For instance, the homeowner needs to be able to evict the renter if terms of the rental agreement are not met. Likewise, the renter needs to know exactly under what circumstances an eviction could happen.
The length of the rental portion varies. Typically, they range from 12 to 36 months, Orefice said.
"I usually encourage people to rent for longer, because you want to have as much time as possible to make the purchase go successfully," he said.
This purchase part of the contract will specify either an agreed-upon purchase price — which can be higher than the current market value, depending on the length of the rental agreement — or include details of when and how the price will set in the future.
If you are the seller, it's important you assess the buyer's ability to purchase the house by the pre-planned date.
To do that, start by verifying their income and work history. The general rule is that no more than a third of income should go toward housing, Orefice said.
Also confirm that the buyer has a plan in place to save enough for a down payment and closing costs and to fix any credit issues that could stand in the way of qualifying for a mortgage.
If you are the buyer, you need to make sure that the seller is indeed the owner of the house and that there are no outstanding liens or judgments against the property that would interfere in transfer of ownership.
Additionally, you should have the home inspected just as you would any home you are thinking about buying.
Sometimes, the seller will ask the buyer to pay what's called an option fee. This chunk of money, which amount can range from almost nothing to up to 5 percent or 10 percent of the purchase price, gives the seller the exclusive right to purchase the home.
If the buyer walks away after the rental period, the option fee is typically forfeited.
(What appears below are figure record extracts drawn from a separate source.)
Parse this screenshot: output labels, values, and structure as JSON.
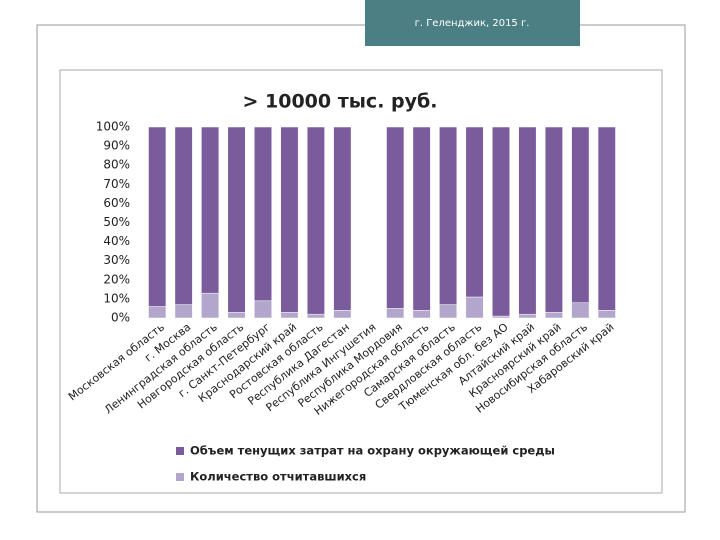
{
  "header": "г. Геленджик, 2015 г.",
  "chart_data": {
    "type": "stacked_bar",
    "title": "> 10000 тыс. руб.",
    "categories": [
      "Московская область",
      "г. Москва",
      "Ленинградская область",
      "Новгородская область",
      "г. Санкт-Петербург",
      "Краснодарский край",
      "Ростовская область",
      "Республика Дагестан",
      "Республика Ингушетия",
      "Республика Мордовия",
      "Нижегородская область",
      "Самарская область",
      "Свердловская область",
      "Тюменская обл. без АО",
      "Алтайский край",
      "Красноярский край",
      "Новосибирская область",
      "Хабаровский край"
    ],
    "series": [
      {
        "name": "Количество отчитавшихся",
        "color": "#b3a6cc",
        "values": [
          6,
          7,
          13,
          3,
          9,
          3,
          2,
          4,
          null,
          5,
          4,
          7,
          11,
          1,
          2,
          3,
          8,
          4
        ]
      },
      {
        "name": "Объем тенущих затрат на охрану окружающей среды",
        "color": "#7a5c9c",
        "values": [
          94,
          93,
          87,
          97,
          91,
          97,
          98,
          96,
          null,
          95,
          96,
          93,
          89,
          99,
          98,
          97,
          92,
          96
        ]
      }
    ],
    "ylim": [
      0,
      100
    ],
    "yticks": [
      {
        "value": 0,
        "label": "0%"
      },
      {
        "value": 10,
        "label": "10%"
      },
      {
        "value": 20,
        "label": "20%"
      },
      {
        "value": 30,
        "label": "30%"
      },
      {
        "value": 40,
        "label": "40%"
      },
      {
        "value": 50,
        "label": "50%"
      },
      {
        "value": 60,
        "label": "60%"
      },
      {
        "value": 70,
        "label": "70%"
      },
      {
        "value": 80,
        "label": "80%"
      },
      {
        "value": 90,
        "label": "90%"
      },
      {
        "value": 100,
        "label": "100%"
      }
    ],
    "legend": "bottom"
  }
}
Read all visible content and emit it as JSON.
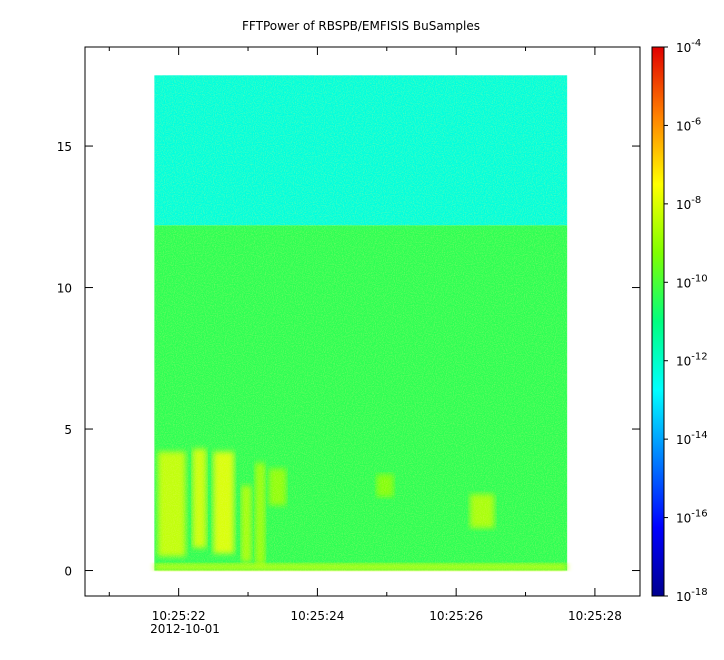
{
  "chart_data": {
    "type": "heatmap",
    "title": "FFTPower of RBSPB/EMFISIS  BuSamples",
    "xlabel": "",
    "ylabel": "",
    "x_axis": {
      "ticks": [
        {
          "label": "10:25:22",
          "value": 22
        },
        {
          "label": "10:25:24",
          "value": 24
        },
        {
          "label": "10:25:26",
          "value": 26
        },
        {
          "label": "10:25:28",
          "value": 28
        }
      ],
      "minor_ticks": [
        21,
        23,
        25,
        27
      ],
      "date_label": "2012-10-01",
      "range_seconds": [
        20.65,
        28.65
      ]
    },
    "y_axis": {
      "ticks": [
        0,
        5,
        10,
        15
      ],
      "range": [
        -0.9,
        18.5
      ]
    },
    "data_extent": {
      "time_start_seconds": 21.65,
      "time_end_seconds": 27.6,
      "freq_min": 0,
      "freq_max": 17.5
    },
    "bands": [
      {
        "freq_from": 12.2,
        "freq_to": 17.5,
        "log10_power": -12.3
      },
      {
        "freq_from": 0.0,
        "freq_to": 12.2,
        "log10_power": -10.4
      }
    ],
    "hotspots": [
      {
        "t_from": 21.7,
        "t_to": 22.1,
        "f_from": 0.5,
        "f_to": 4.2,
        "log10_power": -8.0
      },
      {
        "t_from": 22.2,
        "t_to": 22.4,
        "f_from": 0.8,
        "f_to": 4.3,
        "log10_power": -7.8
      },
      {
        "t_from": 22.5,
        "t_to": 22.8,
        "f_from": 0.6,
        "f_to": 4.2,
        "log10_power": -7.6
      },
      {
        "t_from": 22.9,
        "t_to": 23.05,
        "f_from": 0.3,
        "f_to": 3.0,
        "log10_power": -8.4
      },
      {
        "t_from": 23.1,
        "t_to": 23.25,
        "f_from": 0.2,
        "f_to": 3.8,
        "log10_power": -8.6
      },
      {
        "t_from": 23.3,
        "t_to": 23.55,
        "f_from": 2.3,
        "f_to": 3.6,
        "log10_power": -8.8
      },
      {
        "t_from": 24.85,
        "t_to": 25.1,
        "f_from": 2.6,
        "f_to": 3.4,
        "log10_power": -9.0
      },
      {
        "t_from": 26.2,
        "t_to": 26.55,
        "f_from": 1.5,
        "f_to": 2.7,
        "log10_power": -8.4
      },
      {
        "t_from": 21.65,
        "t_to": 27.6,
        "f_from": 0.0,
        "f_to": 0.25,
        "log10_power": -8.2
      }
    ],
    "colorbar": {
      "scale": "log",
      "min_exponent": -18,
      "max_exponent": -4,
      "tick_exponents": [
        -4,
        -6,
        -8,
        -10,
        -12,
        -14,
        -16,
        -18
      ],
      "colormap": "rainbow"
    },
    "grid": false,
    "legend": "none"
  }
}
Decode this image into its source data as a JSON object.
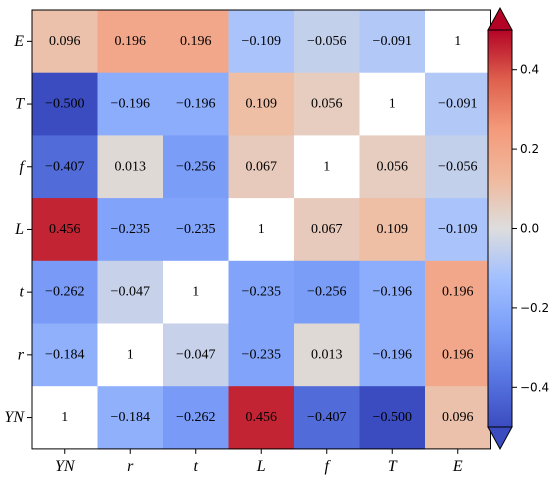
{
  "chart_data": {
    "type": "heatmap",
    "row_labels": [
      "E",
      "T",
      "f",
      "L",
      "t",
      "r",
      "YN"
    ],
    "col_labels": [
      "YN",
      "r",
      "t",
      "L",
      "f",
      "T",
      "E"
    ],
    "value_labels": [
      [
        "0.096",
        "0.196",
        "0.196",
        "−0.109",
        "−0.056",
        "−0.091",
        "1"
      ],
      [
        "−0.500",
        "−0.196",
        "−0.196",
        "0.109",
        "0.056",
        "1",
        "−0.091"
      ],
      [
        "−0.407",
        "0.013",
        "−0.256",
        "0.067",
        "1",
        "0.056",
        "−0.056"
      ],
      [
        "0.456",
        "−0.235",
        "−0.235",
        "1",
        "0.067",
        "0.109",
        "−0.109"
      ],
      [
        "−0.262",
        "−0.047",
        "1",
        "−0.235",
        "−0.256",
        "−0.196",
        "0.196"
      ],
      [
        "−0.184",
        "1",
        "−0.047",
        "−0.235",
        "0.013",
        "−0.196",
        "0.196"
      ],
      [
        "1",
        "−0.184",
        "−0.262",
        "0.456",
        "−0.407",
        "−0.500",
        "0.096"
      ]
    ],
    "values": [
      [
        0.096,
        0.196,
        0.196,
        -0.109,
        -0.056,
        -0.091,
        1
      ],
      [
        -0.5,
        -0.196,
        -0.196,
        0.109,
        0.056,
        1,
        -0.091
      ],
      [
        -0.407,
        0.013,
        -0.256,
        0.067,
        1,
        0.056,
        -0.056
      ],
      [
        0.456,
        -0.235,
        -0.235,
        1,
        0.067,
        0.109,
        -0.109
      ],
      [
        -0.262,
        -0.047,
        1,
        -0.235,
        -0.256,
        -0.196,
        0.196
      ],
      [
        -0.184,
        1,
        -0.047,
        -0.235,
        0.013,
        -0.196,
        0.196
      ],
      [
        1,
        -0.184,
        -0.262,
        0.456,
        -0.407,
        -0.5,
        0.096
      ]
    ],
    "colormap": "coolwarm",
    "vmin": -0.5,
    "vmax": 0.5,
    "colorbar": {
      "ticks": [
        0.4,
        0.2,
        0.0,
        -0.2,
        -0.4
      ],
      "tick_labels": [
        "0.4",
        "0.2",
        "0.0",
        "−0.2",
        "−0.4"
      ],
      "extend": "both"
    },
    "diagonal_color": "#ffffff",
    "title": "",
    "xlabel": "",
    "ylabel": ""
  }
}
If the buyer follows through, the money goes toward the purchase price.
Buyers should make sure under what circumstances this fee could be forfeited during the rental portion of the deal.
Orefice says to read the contract carefully, because it could state that if rent is paid more than a set amount of days late — sometimes as little as 10 days — the option fee will be forfeited.
One common aspect of a rent-to-own arrangement is for a portion of the monthly rent to go into an escrow account until the date of purchase, at which point the saved-up amount is used toward closing costs or a down payment. If the buyer walks away, the money is forfeited.
In these cases, the rent is higher to accommodate that escrowed amount. For instance, if the rent is $1,000 monthly and the tenant pays $1,300 each month, that extra $300 would grow to $3,600 after 12 months or $7,200 after 24 months and go toward the purchase.
Orefice said he's also seen cases where the seller matches the monthly escrowed amount for the buyer.
"As the seller, you want the person who's renting to be able to buy your house at the end," Orefice said. "Having a bigger down payment available can help them do that."
Make sure it's clear who is insuring the property. Even if the seller continues paying homeowner's insurance during the rental, the tenant should have renter's insurance to protect their belongings.
Likewise, make sure the rental portion of the contract outlines exactly who is responsible for maintenance and repairs on the property.
Orefice said it can make sense to have the tenant responsible for repairs up to a set amount — $200 or so — and the homeowner taking on more expensive repairs.
"Part of that is getting the buyer in the mindset that this is going to be their property and they need to treat it as such," Orefice said.